Dear Writer Director Letter #113
I’m writing my debut feature screenplay from scratch for the fourth time.
Photos by Iris Azalea.
Dear Writer Director,
I’m writing my debut feature screenplay from scratch for the fourth time. Only this time, I feel like I get to write it on my terms as opposed to inside of this package I designed to fit into “Hollywood”.
The longer I’m in New Orleans, the more the parts of me that were built to satisfy an imagined outside world fall away. The whole side of my personality that was crafted to be “commercial” is alchemizing into something much more me and much more interesting. My Avant-garde roots and my lock picking resilience have returned to me full force. We just nailed down every core member of the team, and it’s me and a producer and cinematographer who are not United States based. I am part of a global Indie filmmaking team. It is official, and it’s so exactly what needed to happen. The American centric way of seeing the world is looking faker than ever before. I can see my American upbringing as something separate from myself now, something I’m capable of discarding.
I’m writing my debut feature screenplay from scratch for the fourth time. I’ve changed so much since that third page one rewrite a year ago. I feel like a totally different person now. The issues I’ve observed in communication between people have only sharpened and honed and become more abrasive when I encounter them in real life. My script is, at its core, about the humongous struggle it is for Millennials to have a genuine, healthy romantic relationship. Our absolute failure to accept ourselves, our sexuality, and to communicate set us all up hurtling towards disaster every time. My leading character, Rachel Adela and Sam, are two people: one from Chicago and one from Los Angeles who have done very bad things in their respective recent pasts. They have both been “cancelled” in their worlds and find themselves adrift at spiritual sea in The French Quarter at Christmas Time. My DP asked me to name the overarching theme of our story, and without skipping a beat, I said, “The Failure of Communication.” I’ve made a lot of progress on this subject in real life, but the United States and the relations between human beings still feels like a hellscape, so I still have a long way’s to go.
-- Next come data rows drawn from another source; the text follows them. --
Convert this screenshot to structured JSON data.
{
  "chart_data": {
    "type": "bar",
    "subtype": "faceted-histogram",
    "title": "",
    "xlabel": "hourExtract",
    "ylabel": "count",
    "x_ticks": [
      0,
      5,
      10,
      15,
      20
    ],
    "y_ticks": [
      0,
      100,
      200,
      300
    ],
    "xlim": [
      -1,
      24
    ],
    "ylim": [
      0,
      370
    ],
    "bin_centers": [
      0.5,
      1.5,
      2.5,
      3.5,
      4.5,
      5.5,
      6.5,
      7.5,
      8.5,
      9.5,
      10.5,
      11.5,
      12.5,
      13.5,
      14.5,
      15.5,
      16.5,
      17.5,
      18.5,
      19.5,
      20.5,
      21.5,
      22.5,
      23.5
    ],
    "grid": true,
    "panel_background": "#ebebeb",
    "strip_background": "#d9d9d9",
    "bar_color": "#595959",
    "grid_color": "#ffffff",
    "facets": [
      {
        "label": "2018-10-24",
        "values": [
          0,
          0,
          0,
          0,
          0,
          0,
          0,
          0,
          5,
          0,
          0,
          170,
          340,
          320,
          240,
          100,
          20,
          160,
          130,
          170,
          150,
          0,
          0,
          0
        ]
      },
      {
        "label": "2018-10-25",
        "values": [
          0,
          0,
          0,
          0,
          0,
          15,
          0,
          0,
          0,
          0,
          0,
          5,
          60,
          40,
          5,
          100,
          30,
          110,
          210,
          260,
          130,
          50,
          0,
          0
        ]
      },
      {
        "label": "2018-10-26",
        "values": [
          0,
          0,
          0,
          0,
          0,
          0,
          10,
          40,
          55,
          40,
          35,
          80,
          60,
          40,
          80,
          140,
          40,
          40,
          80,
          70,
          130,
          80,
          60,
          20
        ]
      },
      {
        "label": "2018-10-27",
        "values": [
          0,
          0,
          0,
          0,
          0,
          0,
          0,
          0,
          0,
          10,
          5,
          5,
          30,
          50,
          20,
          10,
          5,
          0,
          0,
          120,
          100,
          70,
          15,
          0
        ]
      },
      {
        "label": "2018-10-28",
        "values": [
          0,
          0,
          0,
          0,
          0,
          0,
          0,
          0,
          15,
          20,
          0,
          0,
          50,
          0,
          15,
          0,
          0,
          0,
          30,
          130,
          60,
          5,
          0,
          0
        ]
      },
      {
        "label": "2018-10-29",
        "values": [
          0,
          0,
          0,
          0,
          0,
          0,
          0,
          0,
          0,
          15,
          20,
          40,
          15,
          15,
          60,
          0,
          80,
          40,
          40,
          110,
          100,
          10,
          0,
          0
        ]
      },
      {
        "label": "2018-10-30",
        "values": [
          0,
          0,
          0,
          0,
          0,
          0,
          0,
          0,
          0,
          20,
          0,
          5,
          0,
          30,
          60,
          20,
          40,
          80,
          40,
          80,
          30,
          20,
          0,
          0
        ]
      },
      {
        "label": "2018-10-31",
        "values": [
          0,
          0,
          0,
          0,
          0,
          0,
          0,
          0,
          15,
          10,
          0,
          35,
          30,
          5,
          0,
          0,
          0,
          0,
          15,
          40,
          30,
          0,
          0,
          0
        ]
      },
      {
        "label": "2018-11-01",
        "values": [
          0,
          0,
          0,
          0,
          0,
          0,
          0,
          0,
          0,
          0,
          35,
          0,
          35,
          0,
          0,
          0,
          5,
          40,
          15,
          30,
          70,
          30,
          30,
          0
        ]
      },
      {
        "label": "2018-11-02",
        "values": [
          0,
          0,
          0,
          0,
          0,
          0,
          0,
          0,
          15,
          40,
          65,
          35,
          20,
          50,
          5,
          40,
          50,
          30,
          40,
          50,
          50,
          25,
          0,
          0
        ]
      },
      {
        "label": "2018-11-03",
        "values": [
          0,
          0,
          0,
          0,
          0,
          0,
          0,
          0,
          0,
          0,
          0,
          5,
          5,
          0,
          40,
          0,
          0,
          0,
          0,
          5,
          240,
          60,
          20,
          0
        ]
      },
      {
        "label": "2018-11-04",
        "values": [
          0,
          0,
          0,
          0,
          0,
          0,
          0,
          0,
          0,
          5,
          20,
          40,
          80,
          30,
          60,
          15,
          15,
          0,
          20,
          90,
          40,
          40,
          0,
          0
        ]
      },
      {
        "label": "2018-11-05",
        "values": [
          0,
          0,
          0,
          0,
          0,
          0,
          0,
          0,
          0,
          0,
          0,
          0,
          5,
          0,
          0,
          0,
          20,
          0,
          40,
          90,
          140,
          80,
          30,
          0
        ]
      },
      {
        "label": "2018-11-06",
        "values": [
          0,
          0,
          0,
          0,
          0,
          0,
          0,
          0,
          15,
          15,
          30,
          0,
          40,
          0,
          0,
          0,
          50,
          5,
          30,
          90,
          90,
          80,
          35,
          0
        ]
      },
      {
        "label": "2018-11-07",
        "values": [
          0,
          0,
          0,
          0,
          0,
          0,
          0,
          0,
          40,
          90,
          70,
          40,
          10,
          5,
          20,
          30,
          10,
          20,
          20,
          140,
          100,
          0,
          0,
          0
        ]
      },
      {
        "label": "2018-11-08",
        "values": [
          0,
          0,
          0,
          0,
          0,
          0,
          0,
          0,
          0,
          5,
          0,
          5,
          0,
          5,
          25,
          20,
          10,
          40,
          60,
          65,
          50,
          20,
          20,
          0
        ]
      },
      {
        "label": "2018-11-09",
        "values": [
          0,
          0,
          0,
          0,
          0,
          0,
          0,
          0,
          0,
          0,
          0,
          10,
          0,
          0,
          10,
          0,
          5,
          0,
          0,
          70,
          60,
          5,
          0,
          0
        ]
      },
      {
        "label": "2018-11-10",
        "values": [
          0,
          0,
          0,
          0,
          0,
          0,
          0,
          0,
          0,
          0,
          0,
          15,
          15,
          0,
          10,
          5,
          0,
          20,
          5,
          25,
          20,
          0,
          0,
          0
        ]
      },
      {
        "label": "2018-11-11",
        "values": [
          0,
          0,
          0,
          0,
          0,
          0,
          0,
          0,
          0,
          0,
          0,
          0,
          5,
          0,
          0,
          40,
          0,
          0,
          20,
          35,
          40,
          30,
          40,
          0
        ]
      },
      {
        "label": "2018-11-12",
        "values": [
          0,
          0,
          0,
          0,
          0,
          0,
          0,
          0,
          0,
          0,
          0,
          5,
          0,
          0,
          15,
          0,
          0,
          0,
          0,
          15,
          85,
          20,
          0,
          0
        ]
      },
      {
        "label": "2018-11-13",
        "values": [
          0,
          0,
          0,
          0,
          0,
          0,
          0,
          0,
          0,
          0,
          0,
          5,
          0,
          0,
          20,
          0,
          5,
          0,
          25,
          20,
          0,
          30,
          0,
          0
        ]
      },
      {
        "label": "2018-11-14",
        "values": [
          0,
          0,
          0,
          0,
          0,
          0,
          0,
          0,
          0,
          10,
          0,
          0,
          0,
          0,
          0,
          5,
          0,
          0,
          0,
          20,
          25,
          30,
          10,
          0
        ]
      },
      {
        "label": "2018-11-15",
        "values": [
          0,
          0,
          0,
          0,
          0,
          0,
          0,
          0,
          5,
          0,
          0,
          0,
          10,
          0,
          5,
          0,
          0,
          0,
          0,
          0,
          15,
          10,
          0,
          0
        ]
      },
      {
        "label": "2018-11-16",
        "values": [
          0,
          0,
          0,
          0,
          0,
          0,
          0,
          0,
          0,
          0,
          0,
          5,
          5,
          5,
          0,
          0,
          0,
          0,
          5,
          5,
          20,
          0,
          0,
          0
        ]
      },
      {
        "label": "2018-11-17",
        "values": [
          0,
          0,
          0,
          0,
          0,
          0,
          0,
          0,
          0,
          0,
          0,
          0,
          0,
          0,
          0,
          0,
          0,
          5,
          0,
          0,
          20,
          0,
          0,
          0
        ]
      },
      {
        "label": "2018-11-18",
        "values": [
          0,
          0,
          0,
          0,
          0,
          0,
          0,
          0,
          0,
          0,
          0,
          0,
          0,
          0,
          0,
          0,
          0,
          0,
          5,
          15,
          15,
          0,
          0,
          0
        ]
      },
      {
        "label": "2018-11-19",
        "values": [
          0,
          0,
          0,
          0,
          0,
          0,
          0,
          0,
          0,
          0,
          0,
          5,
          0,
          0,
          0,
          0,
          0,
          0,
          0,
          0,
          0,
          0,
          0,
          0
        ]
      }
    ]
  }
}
The whole side of my personality that was crafted to be “commercial” is alchemizing into something much more me and much more interesting. There’s a lot of costumes I have had to wear that didn’t feel right: Non-Profit Leader, Producer, Professor. There’s a lot of costumes that, at one time, felt impossible for me to embody: Pop star, Model, Auteur, or Hollywood Screenwriter. Now, I embrace the fact that because I’m coming up through social media and through grass roots ecosystems, there is no one costume I must wear. I am not required to dawn a suit to this job every day. Now I’m Olivia Lilley of the Internet. I am part pop star, performance artist, podcaster, auteur, businesswoman, radical, organizer, probably a future politician. I’m like Marc Maron: I’m whoever the fuck I care to be that day. New Orleans has already taught me so much about how not to assimilate into a carbon copy of anything. The more I am bold and brash and myself here, the more I connect authentically, make sales, and get people hyped for stepping into their own power and owning their Andy Warhol superstar status. I love watching New Orleanians be even more excited to be themselves because I’m around.
I’m writing my debut feature screenplay from scratch for the fourth time, and I’m hyped to do it because I love writing. I haven’t written any screenplay pages since December of 2024, so this afternoon, when I got to work, it was jarring. I felt rusty. I felt out of sorts. I felt like I wish it were a Writer Director essay instead, but then I got into the flow state, and it came. I stripped the first 15 pages down to their core bones events and now it’s only 9. I wrote from my memory of how the story unfolded and also whittled away freely what didn’t feel essential. As I was writing, I realized that I have learned to trust my audiences to get nuances on a whole other level. I let the imagery breathe and the complexities of thought linger in a well-timed glance. I no longer felt a need to overly explain myself or be demonstrative for fear that people wouldn’t get it. People are capable of registering energy, vibes, body language. We’re all fluent in watching the screen, after all. When we don’t have some outside force guiding our meaning making, that’s when we falter.
Dear Writer Director, sometimes it is necessary for you to begin again again. Relish the opportunity. You only get to write and direct your debut feature film once. Sometimes as you’re working, you will feel lost, out of sorts, not good at this, disconnected, in between processing conscious realities, and you have to keep on writing anyway. There are more questions that will arise from the writing which will lead to new answers and new questions and eventually aha’s and clear-cut conclusions that will probably continue to change. That is the process. You must go through it. You must allow yourself to be and feel messy. You must allow yourself to fear that none of it makes any sense. You have to wade through the shit to polish the turd and have it transform into gold like in The Holy Mountain. You have to experience it all because you never know what incredibly bad ass currently unfathomably awesome version of you is waiting for you on the other side of it all. And she’s ready and excited to meet you, so you better get to work.